# My shop in New England



## vascon2196 (Feb 28, 2010)

Hello everyone! Here is my little home away from home. My father and I built it about 6 years ago.














































(someday I'll convert my combo lathe/mill into separate units....someday.


----------



## vlmarshall (Feb 28, 2010)

Very cool.


----------



## ariz (Feb 28, 2010)

that little house is so romantic in the snow 

nice shop however, and that mill has the base waiting for it, make you a favor and marry them :big:


----------



## Maryak (Feb 28, 2010)

vascon2196,

That looks great, inside and out. :bow:

Do you have some form of heating. ???

Best Regards
Bob


----------



## RonGinger (Feb 28, 2010)

Where in New England?

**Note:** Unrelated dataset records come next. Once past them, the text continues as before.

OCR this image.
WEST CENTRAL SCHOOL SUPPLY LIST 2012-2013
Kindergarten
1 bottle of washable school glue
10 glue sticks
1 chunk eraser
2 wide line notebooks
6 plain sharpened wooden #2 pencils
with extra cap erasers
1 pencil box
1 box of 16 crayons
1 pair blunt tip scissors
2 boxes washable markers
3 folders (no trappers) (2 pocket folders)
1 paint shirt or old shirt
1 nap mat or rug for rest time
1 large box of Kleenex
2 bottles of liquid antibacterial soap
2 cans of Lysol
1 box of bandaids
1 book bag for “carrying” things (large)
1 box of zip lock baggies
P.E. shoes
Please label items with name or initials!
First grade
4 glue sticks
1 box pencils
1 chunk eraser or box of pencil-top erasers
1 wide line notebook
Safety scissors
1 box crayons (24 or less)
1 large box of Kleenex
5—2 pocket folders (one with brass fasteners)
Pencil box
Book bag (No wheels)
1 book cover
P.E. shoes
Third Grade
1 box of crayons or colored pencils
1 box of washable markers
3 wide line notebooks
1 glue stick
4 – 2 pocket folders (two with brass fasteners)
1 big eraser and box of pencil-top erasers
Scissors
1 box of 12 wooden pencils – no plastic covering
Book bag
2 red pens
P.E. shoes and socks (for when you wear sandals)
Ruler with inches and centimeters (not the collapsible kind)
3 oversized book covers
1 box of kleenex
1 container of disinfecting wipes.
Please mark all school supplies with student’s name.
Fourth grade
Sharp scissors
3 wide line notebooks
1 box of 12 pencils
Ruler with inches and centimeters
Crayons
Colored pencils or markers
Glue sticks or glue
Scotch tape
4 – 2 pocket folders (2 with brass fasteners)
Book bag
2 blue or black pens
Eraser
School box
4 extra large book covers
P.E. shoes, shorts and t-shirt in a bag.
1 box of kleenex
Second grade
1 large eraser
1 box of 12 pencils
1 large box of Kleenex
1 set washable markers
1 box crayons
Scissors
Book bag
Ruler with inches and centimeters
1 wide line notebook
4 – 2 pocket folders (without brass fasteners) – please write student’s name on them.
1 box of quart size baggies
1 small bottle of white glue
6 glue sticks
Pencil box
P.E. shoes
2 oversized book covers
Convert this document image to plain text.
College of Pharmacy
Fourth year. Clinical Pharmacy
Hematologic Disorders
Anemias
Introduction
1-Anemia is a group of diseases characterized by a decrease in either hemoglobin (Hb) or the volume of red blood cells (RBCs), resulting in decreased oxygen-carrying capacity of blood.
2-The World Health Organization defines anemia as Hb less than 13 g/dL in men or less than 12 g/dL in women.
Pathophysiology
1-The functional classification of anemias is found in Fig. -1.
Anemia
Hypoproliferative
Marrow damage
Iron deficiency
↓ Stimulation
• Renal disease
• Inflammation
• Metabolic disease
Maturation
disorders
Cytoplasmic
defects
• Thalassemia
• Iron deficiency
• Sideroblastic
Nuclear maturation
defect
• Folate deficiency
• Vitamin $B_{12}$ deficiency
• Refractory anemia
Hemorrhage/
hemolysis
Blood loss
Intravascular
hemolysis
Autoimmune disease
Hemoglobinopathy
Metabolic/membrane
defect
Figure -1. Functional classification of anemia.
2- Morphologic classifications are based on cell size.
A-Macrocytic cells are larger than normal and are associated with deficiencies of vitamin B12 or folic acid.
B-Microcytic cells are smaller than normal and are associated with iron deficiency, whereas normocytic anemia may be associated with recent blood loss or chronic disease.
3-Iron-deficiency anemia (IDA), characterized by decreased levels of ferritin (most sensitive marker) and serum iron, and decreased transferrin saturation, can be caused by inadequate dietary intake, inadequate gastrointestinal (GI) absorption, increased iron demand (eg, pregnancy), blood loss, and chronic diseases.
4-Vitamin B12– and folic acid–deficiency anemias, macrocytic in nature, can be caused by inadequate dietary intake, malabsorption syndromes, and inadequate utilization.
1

Looks kind of rural, like the view out my shop window.


----------



## zeeprogrammer (Feb 28, 2010)

vascon2196  said:
			
		

> Here is my little home away from home.



I don't know what you all are on about. I see a fine picture of home. I'm still waiting for the 'home away from home' picture. ;D


----------



## DICKEYBIRD (Feb 28, 2010)

Looks great! A place to get away from it all. Looks cold though...where's the chimney with the smoke drifting up?


----------



## hobby (Feb 28, 2010)

That's a real nice building you guys built,

I like how you have nice organization in your shop, looks real good..


----------